As for Syria, if and when Bashar al-Assad falls, the Brotherhood will almost
certainly inherit power. Jordan could well be next. And the Brotherhood’s
Palestinian wing (Hamas) already controls Gaza.
What does this mean? That the Arab Spring is a misnomer. This is an Islamist
ascendancy, likely to dominate Arab politics for a generation.

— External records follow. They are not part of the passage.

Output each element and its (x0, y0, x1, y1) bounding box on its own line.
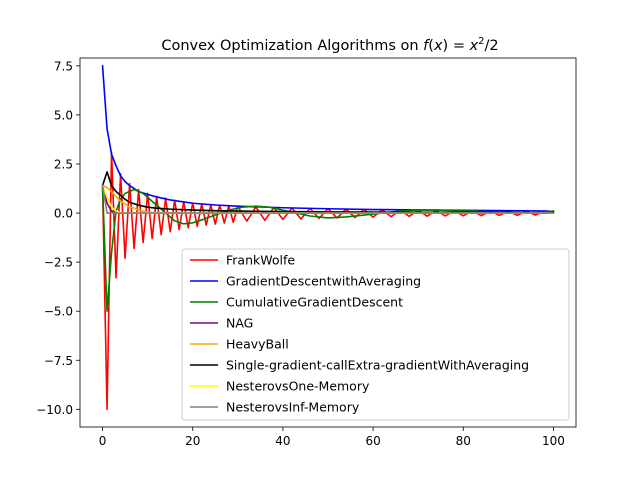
legend-label: NesterovsInf-Memory (226, 400, 360, 415)
title-f: f (423, 38, 430, 54)
title-tail: /2 (485, 38, 499, 54)
legend-box (181, 248, 570, 421)
x-tick-label: 0 (99, 434, 107, 448)
title-open-paren: ( (428, 38, 434, 54)
title-x-squared: x (469, 38, 479, 54)
y-tick-label: −7.5 (44, 354, 73, 368)
legend-label: GradientDescentwithAveraging (226, 274, 421, 289)
series-line-cumulativegradientdescent (101, 184, 555, 313)
x-tick-label: 80 (456, 434, 471, 448)
y-tick-label: −5.0 (44, 305, 73, 319)
series-layer (101, 65, 555, 411)
legend-label: NesterovsOne-Memory (226, 379, 370, 394)
y-tick-label: 2.5 (54, 157, 73, 171)
y-tick-label: −2.5 (44, 256, 73, 270)
y-tick-label: −10.0 (36, 403, 73, 417)
title-x: x (433, 38, 443, 54)
title-exponent: 2 (478, 36, 484, 47)
x-tick-label: 40 (275, 434, 290, 448)
legend-label: CumulativeGradientDescent (226, 295, 403, 310)
title-close-paren: ) = (443, 38, 470, 54)
series-line-gradientdescentwithaveraging (101, 65, 550, 212)
x-axis: 0 20 40 60 80 100 (99, 427, 565, 448)
legend-items: FrankWolfe GradientDescentwithAveraging Cu… (190, 253, 529, 415)
title-prefix: Convex Optimization Algorithms on (161, 38, 423, 54)
y-tick-label: 5.0 (54, 108, 73, 122)
chart-title: Convex Optimization Algorithms on f(x) =… (161, 36, 498, 54)
y-axis: 7.5 5.0 2.5 0.0 −2.5 −5.0 −7.5 −10.0 (36, 59, 80, 417)
axes-frame (79, 57, 577, 428)
legend-label: NAG (226, 316, 253, 331)
legend-label: HeavyBall (226, 337, 289, 352)
x-tick-label: 60 (365, 434, 380, 448)
legend: FrankWolfe GradientDescentwithAveraging Cu… (181, 248, 570, 421)
x-tick-label: 100 (542, 434, 565, 448)
legend-label: FrankWolfe (226, 253, 295, 268)
x-tick-label: 20 (185, 434, 200, 448)
y-tick-label: 7.5 (54, 59, 73, 73)
y-tick-label: 0.0 (54, 207, 73, 221)
series-line-nesterovsinf-memory (101, 184, 555, 214)
legend-label: Single-gradient-callExtra-gradientWithAv… (226, 358, 529, 373)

It constitutes the third stage of modern Arab political history. Stage I was
the semicolonial-monarchic rule, dominated by Britain and France, of the first
half of the 20th century. Stage II was the Arab nationalist era — secular,
socialist, anti-colonial and anti-clerical — ushered in by the 1952 Free
Officers Revolt in Egypt.
Its vehicle was military dictatorship, and Gamal Nasser led the way. He
raised the flag of pan-Arabism, going so far as changing Egypt’s name to the
United Arab Republic and merging his country with Syria in 1958. That absurd
experiment — it lasted exactly three years — was to have been the beginning of a
grand Arab unification, which, of course, never came. Nasser also fiercely
persecuted Islamists — as did his nationalist successors, down to Egypt’s Hosni
Mubarak and the Baathists, Iraqi (Saddam Hussein) and Syrian (the Assads) — as
the reactionary antithesis to Arab modernism.
But the self-styled modernism of the Arab-nationalist dictators proved to be
a dismal failure. It produced dysfunctional, semi-socialist, bureaucratic,
corrupt regimes that left the citizenry (except where papered over by oil
bounties) mired in poverty, indignity and repression.

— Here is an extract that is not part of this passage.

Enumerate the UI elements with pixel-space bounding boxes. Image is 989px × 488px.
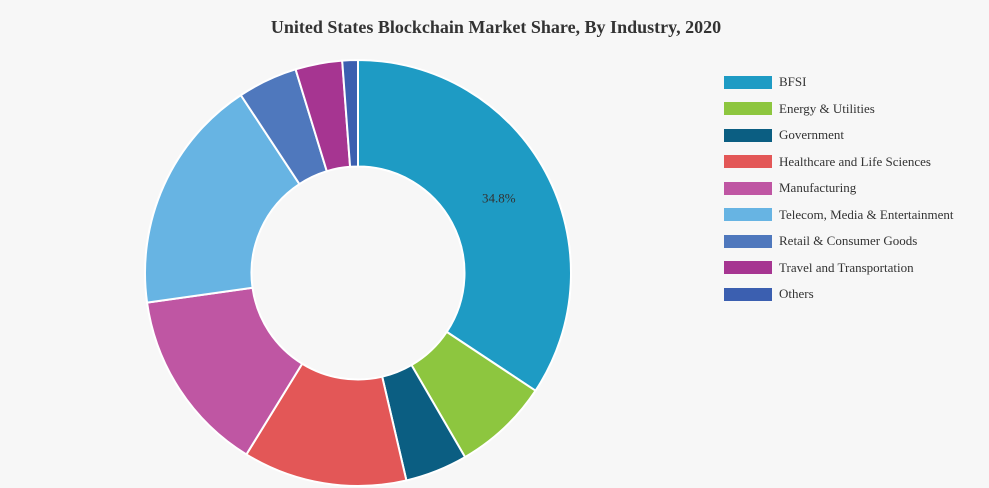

Hence the Arab Spring, serial uprisings that spread east from Tunisia in
early 2011. Many Westerners naively believed the future belonged to the hip,
secular, tweeting kids of Tahrir Square. Alas, this sliver of Westernization was
no match for the highly organized, widely supported, politically serious
Islamists who effortlessly swept them aside in national elections.

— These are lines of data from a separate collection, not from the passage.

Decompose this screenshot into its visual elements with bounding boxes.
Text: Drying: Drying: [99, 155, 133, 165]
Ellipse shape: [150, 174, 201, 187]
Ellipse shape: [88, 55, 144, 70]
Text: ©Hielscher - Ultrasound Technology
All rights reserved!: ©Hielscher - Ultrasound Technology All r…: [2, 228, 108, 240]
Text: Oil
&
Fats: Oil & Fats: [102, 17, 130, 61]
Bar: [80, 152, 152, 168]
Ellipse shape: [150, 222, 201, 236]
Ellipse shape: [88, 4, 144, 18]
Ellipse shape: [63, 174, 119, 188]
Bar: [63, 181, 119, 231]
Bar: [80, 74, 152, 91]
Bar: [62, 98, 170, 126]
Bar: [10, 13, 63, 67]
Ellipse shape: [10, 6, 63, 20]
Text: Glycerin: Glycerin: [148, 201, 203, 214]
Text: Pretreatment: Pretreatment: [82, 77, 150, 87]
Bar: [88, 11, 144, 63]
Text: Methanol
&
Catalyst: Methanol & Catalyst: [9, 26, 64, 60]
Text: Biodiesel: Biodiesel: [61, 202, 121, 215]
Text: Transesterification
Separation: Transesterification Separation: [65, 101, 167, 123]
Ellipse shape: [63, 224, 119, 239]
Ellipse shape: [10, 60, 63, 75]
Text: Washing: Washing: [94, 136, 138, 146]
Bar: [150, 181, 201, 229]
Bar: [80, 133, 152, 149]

This was not a Facebook revolution but the beginning of an Islamist one. Amid
the ruins of secular nationalist pan-Arabism, the Muslim Brotherhood rose to
solve the conundrum of Arab stagnation and marginality. “Islam is the answer,”
it preached and carried the day.
But what kind of political Islam? On that depends the future. The moderate
Turkish version or the radical Iranian one?
To be sure, Recep Erdogan’s Turkey is no paragon. The increasingly
authoritarian Erdogan has broken the military, neutered the judiciary and
persecuted the press. There are more journalists in prison in Turkey than in China.
Nonetheless, for now, Turkey remains relatively pro-Western (though unreliably
so) and relatively democratic (compared to its Islamic neighborhood).
For now, the new Islamist ascendancy in Arab lands has taken on the more
benign Turkish aspect. Inherently so in Morocco and Tunisia; by external
constraint in Egypt, where the military sees itself as guardian of the secular
state, precisely as did Turkey’s military in the 80 years from Ataturk to
Erdogan.
Genuinely democratic rule may yet come to Arab lands. Radical Islam is the
answer to nothing, as demonstrated by the repression, social backwardness and
civil strife of Taliban Afghanistan, Islamist Sudan and clerical Iran.
As for moderate Islamism, if it eventually radicalizes, it too will fail and
bring on yet another future Arab Spring where democracy might actually be the
answer (as it likely would have been in Iran, had the mullahs not savagely
crushed the Green Revolution). Or it might adapt to modernity, accept
the alternation of power with secularists and thus achieve by evolution an
authentic Arab-Islamic democratic norm.
Perhaps. The only thing we can be sure of today, however, is that Arab
nationalism is dead and Islamism is its successor. This is what the Arab Spring
has wrought. The beginning of wisdom is facing that difficult reality.